Ganz wichtig dabei: Druck ist tabu. Vertrauen wächst nur, wenn das Pony die Zeit bekommt, die es braucht. Schritt für Schritt lernt es, ruhig zu bleiben – auch dann, wenn Kinder laut kreischen oder ein Ball durchs Bild rollt. Übungen mit verschiedenen Untergründen, das Stehenbleiben auf Kommando oder das sanfte Antippen durch Fremde – all das gehört zum Trainingsalltag. „Nur wenn das Pony sich in jeder Situation sicher fühlt, kann es auch Sicherheit geben“, sagt Carola.

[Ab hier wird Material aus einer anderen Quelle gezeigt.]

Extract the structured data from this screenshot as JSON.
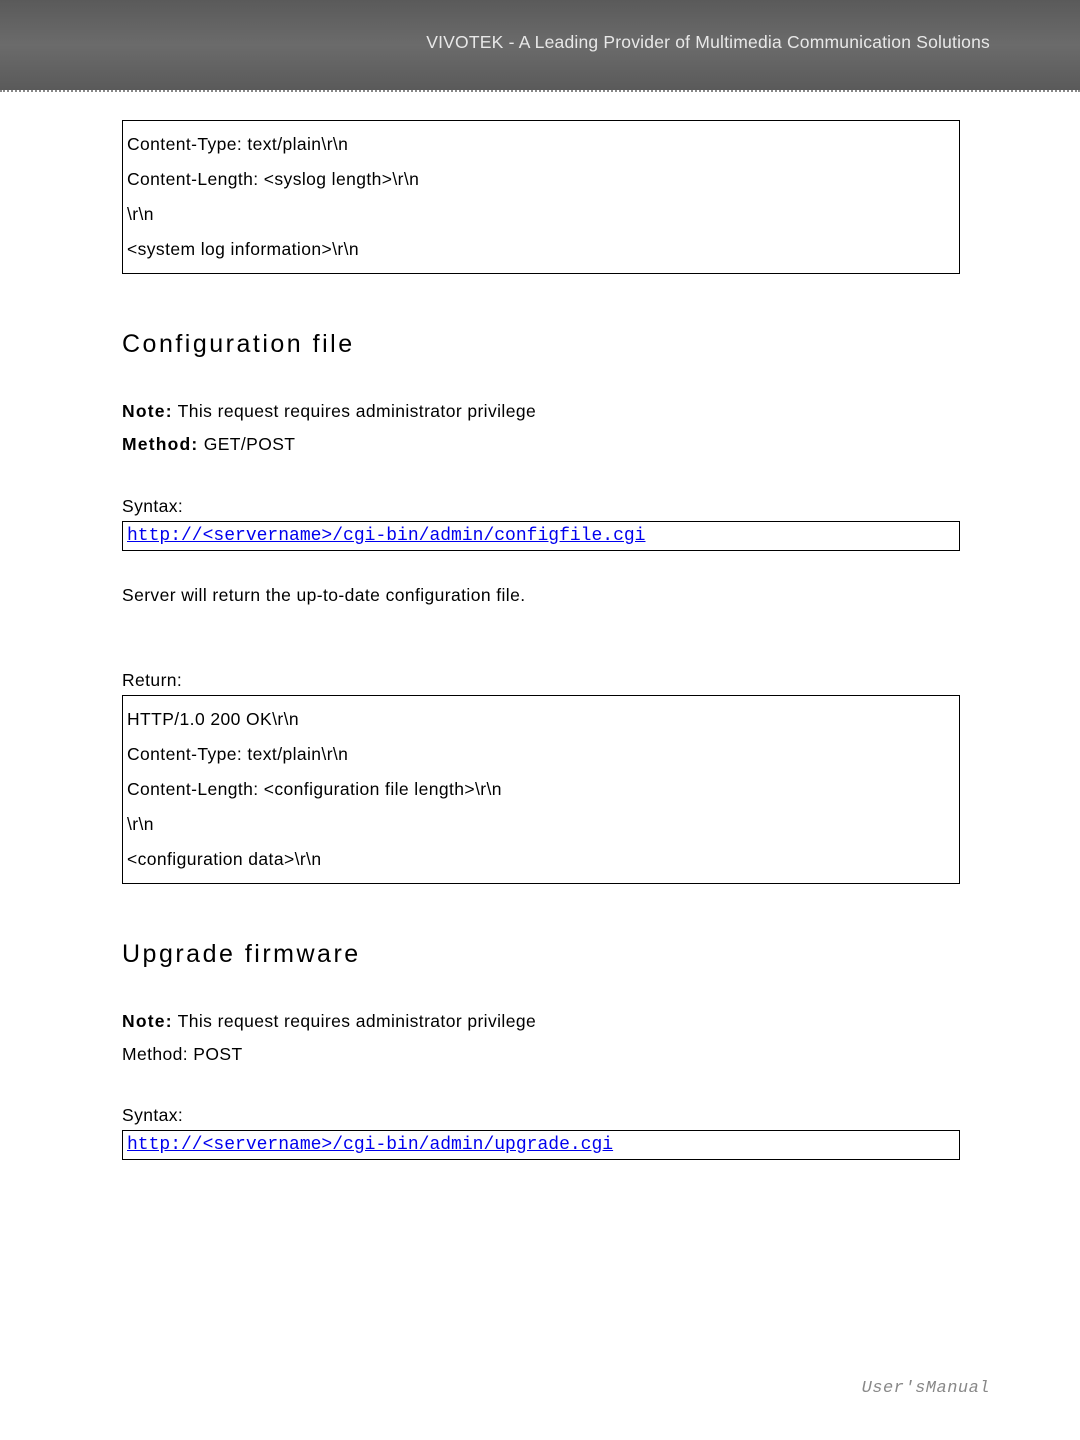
{
  "header": {
    "title": "VIVOTEK - A Leading Provider of Multimedia Communication Solutions"
  },
  "box1": {
    "l1": "Content-Type: text/plain\\r\\n",
    "l2": "Content-Length: <syslog length>\\r\\n",
    "l3": "\\r\\n",
    "l4": "<system log information>\\r\\n"
  },
  "s1": {
    "heading": "Configuration file",
    "note_b": "Note:",
    "note_t": " This request requires administrator privilege",
    "method_b": "Method:",
    "method_t": " GET/POST",
    "syntax": "Syntax:",
    "url": "http://<servername>/cgi-bin/admin/configfile.cgi",
    "desc": "Server will return the up-to-date configuration file.",
    "return": "Return:"
  },
  "box2": {
    "l1": "HTTP/1.0 200 OK\\r\\n",
    "l2": "Content-Type: text/plain\\r\\n",
    "l3": "Content-Length: <configuration file length>\\r\\n",
    "l4": "\\r\\n",
    "l5": "<configuration data>\\r\\n"
  },
  "s2": {
    "heading": "Upgrade firmware",
    "note_b": "Note:",
    "note_t": " This request requires administrator privilege",
    "method": "Method: POST",
    "syntax": "Syntax:",
    "url": "http://<servername>/cgi-bin/admin/upgrade.cgi"
  },
  "footer": {
    "right": "User'sManual"
  }
}
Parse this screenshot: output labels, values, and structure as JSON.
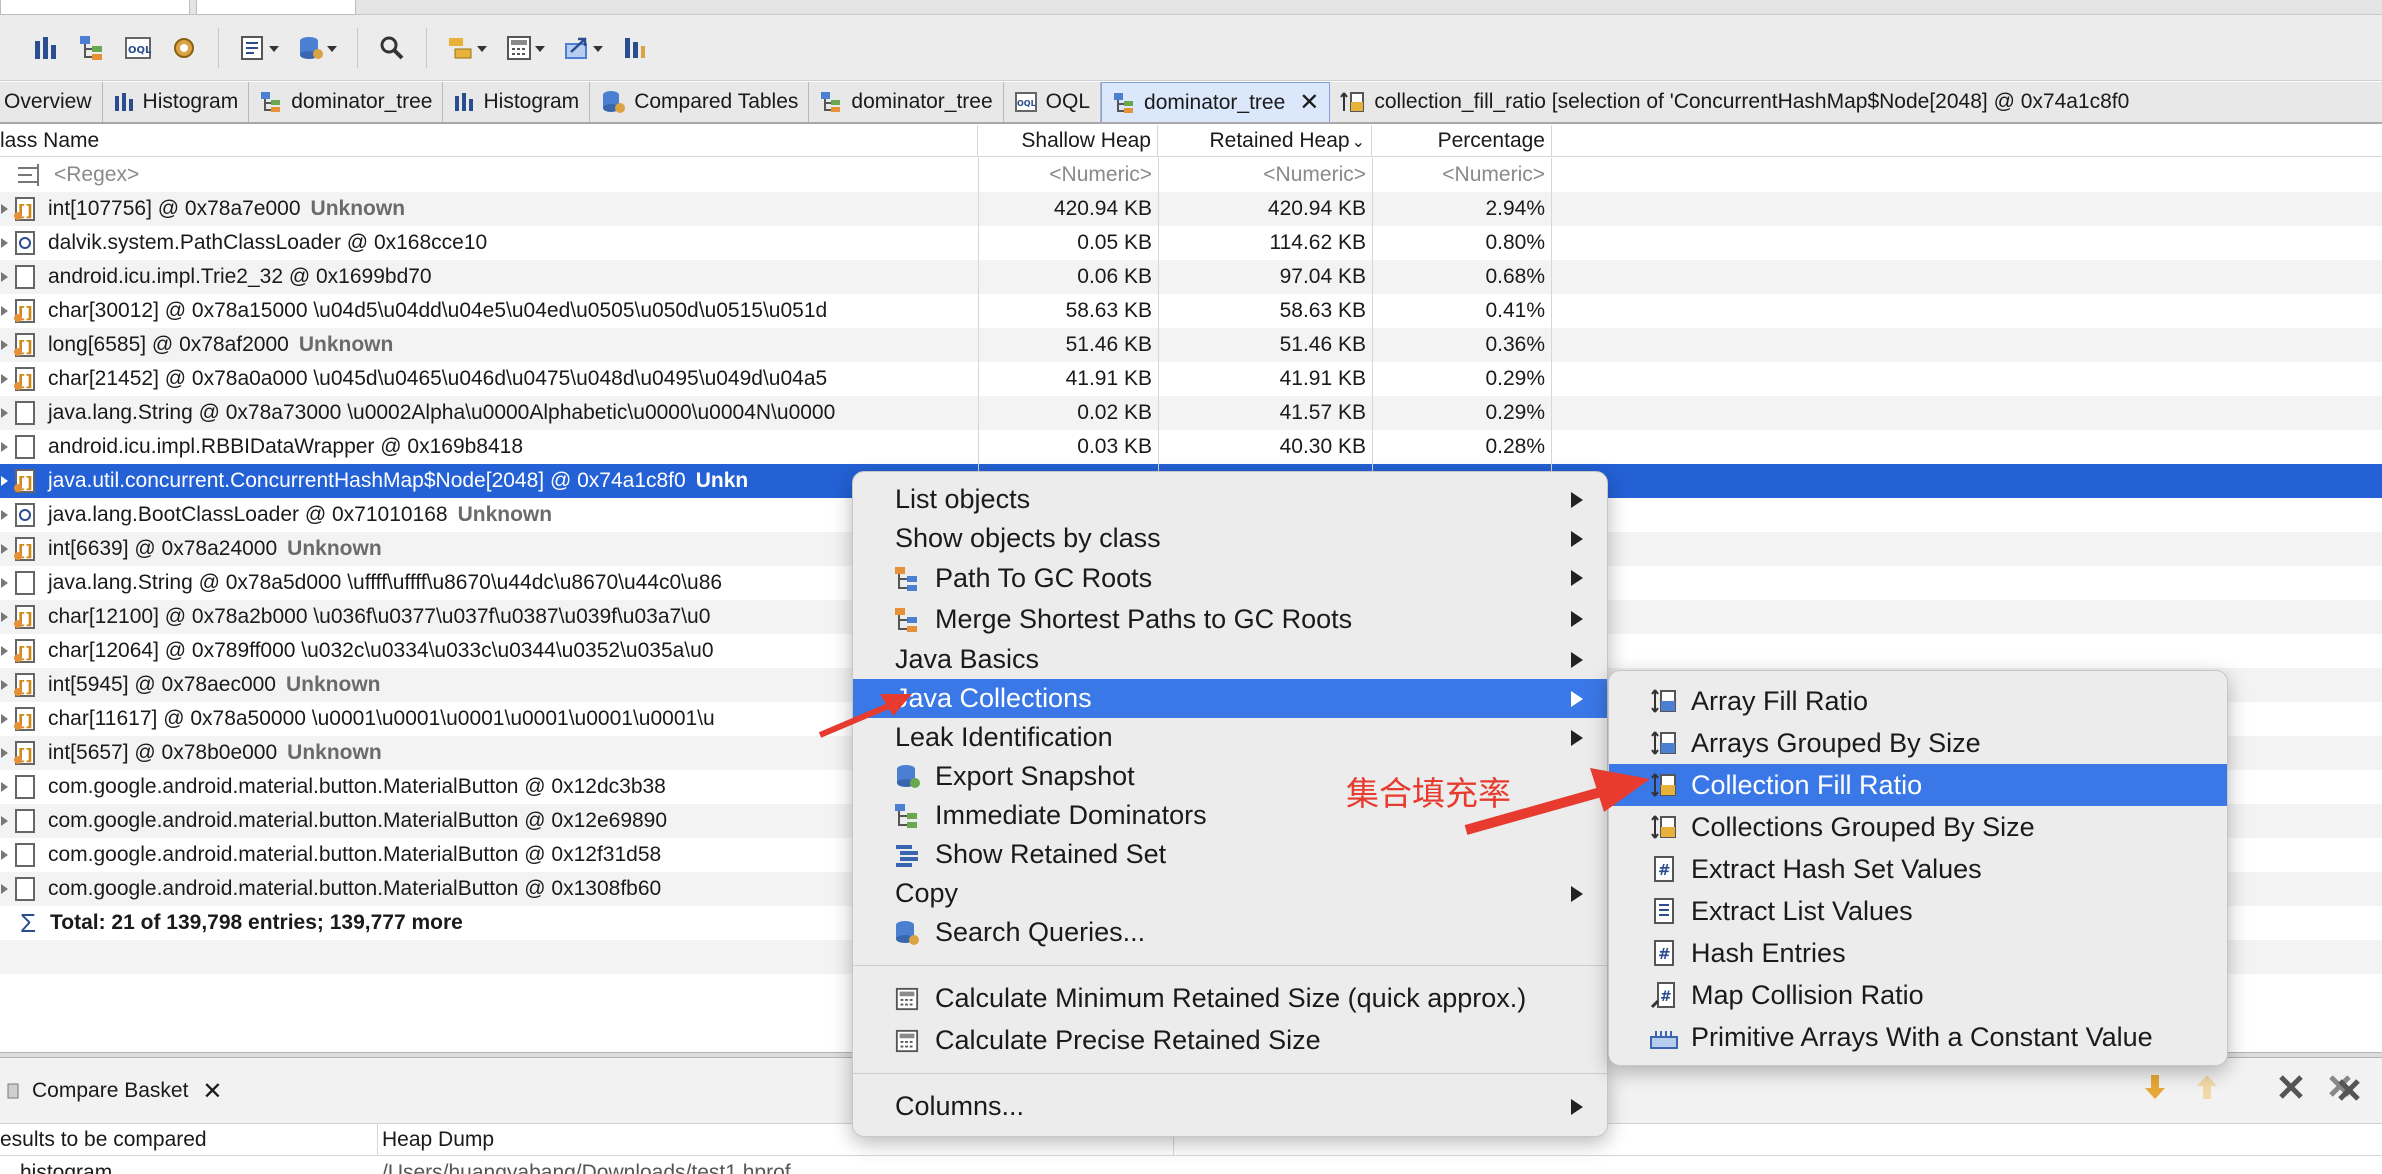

Die Beziehung als Fundament

Ein Therapiepony ist kein „funktionierendes Werkzeug“ – es ist ein Lebewesen mit Gefühlen, Bedürfnissen und einem feinen Gespür für sein Gegenüber. Die Bindung zwischen Mensch und Tier ist das unsichtbare Band, das alles zusammenhält.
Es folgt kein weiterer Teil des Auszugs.